Brain research now confirms that deep conceptual learning requires making mistakes, and that the more positive we feel about mistakes, the more we can learn.  That’s because brain freeze, or what my sixth graders have started calling “blue brain” is real.  Many of my students have such an aversion to making mistakes that instead of digging into new ideas, they become paralyzed, hoping not to make a miss-step instead of trying out new ways of thinking.  I can see why. For sixth graders new to middle school the stakes are high: new friends, lockers (and combination locks), crowded, confusing hallways, five or six teachers, lunchroom rules, free time at lunch but no recess, PE and band lockers, binders, dividers and pencil pouches.  It’s a lot to keep track of and they don’t want to miss out on anything or be the focus of negative attention.  Some of them try so hard to get it all right that they have a hard time doing what they are at school for to begin with:  learning.

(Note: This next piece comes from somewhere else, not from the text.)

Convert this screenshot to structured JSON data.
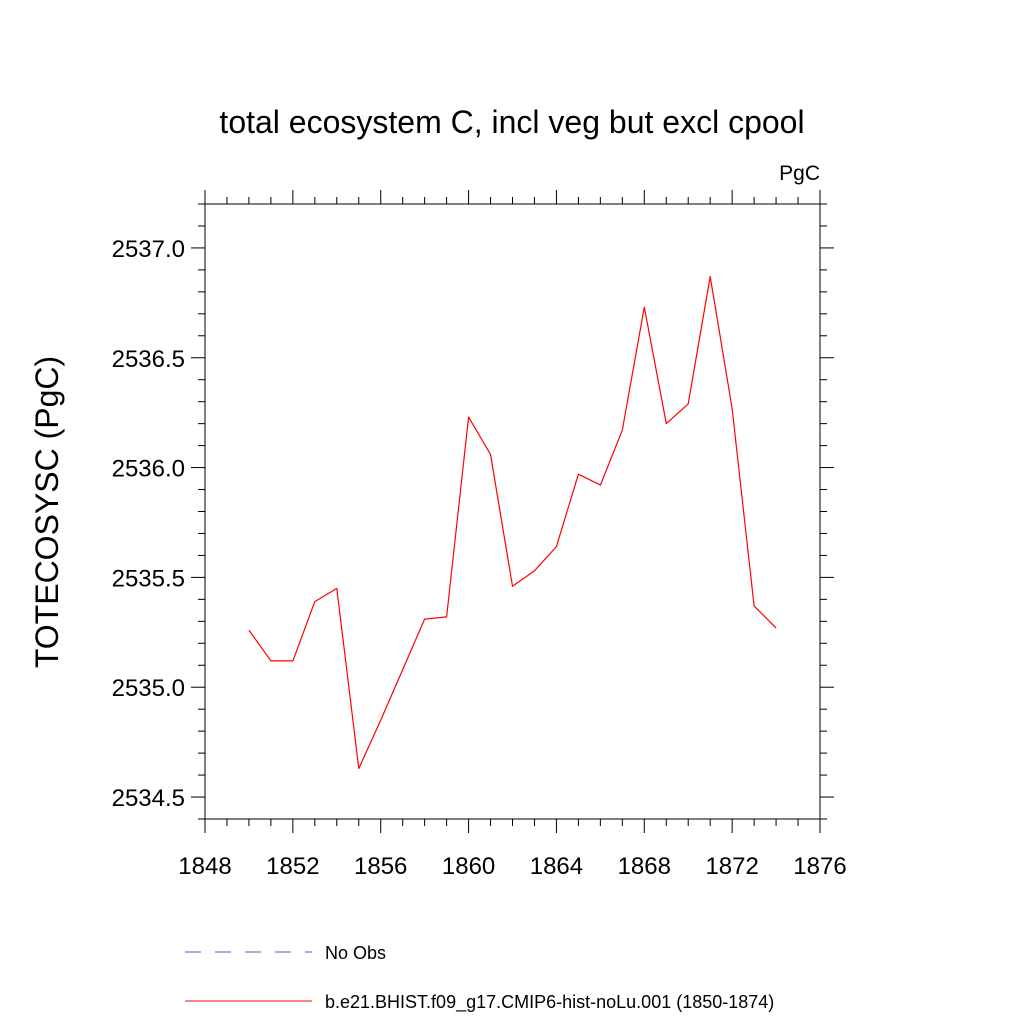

This year, about one third of my students tell themselves they are bad a math if they make a mistake, and more than half feel negatively about math mistakes.  If my students are going to grow to the greatest potential they need to break out of this mindset. They need to change their minds about mistakes and learn to see them as learning opportunities, even though the pressure they feel to succeed works to convince them of the opposite.

Luckily, in spite of all their efforts not to make a mistake, they are making mistakes anyway. And they don’t feel happy about it yet.  Rather than forcing them to feel happy, in our class they have started to call the uh-oh feeling you get when you make a mistake ‘blue brain.’  They got the idea of blue brain from a short BBC clip that shows the stop in brain electrical activity following a mistake as blue, and then shows the powerful mistake-fixing activity that follows as red.  The end of the video contains just fifteen seconds on the difference between positive and negative reactions to mistakes, but that was enough to support students to come up with the following list of things they could say to themselves to recover from blue brain more quickly.

  • Try harder next time.
  • Gosh I made a mistake, I’d better fix it.
  • It’s okay everybody makes mistakes.
  • I am learning.
  • Try again.
  • Keep going!
  • I’m just getting smarter.
  • Don’t feel bad, just fix it and move on.
  • That is okay!
  • Keep trying.  You know you can do it.
  • Mistakes make me smarter.
  • I will get it next time.
  • No one is perfect.
  • I’m just learning a whole new way!
  • That’s ok. It’s part of learning.
  • Now you can learn from your mistake.
  • So what?  Just fix it.
  • It’s not the end of the world.
  • You can’t learn without making mistakes.
  • Oh well, I will get another chance.
  • You can bounce back.
  • Let’s find a solution.
  • Don’t worry.
  • We can always try again.

As we enter the second full week of school, most of them aren’t yet happy to have the opportunity to fix mistakes, but at least they are beginning to have some tools and language to help themselves get back into the learning action as quickly as possible.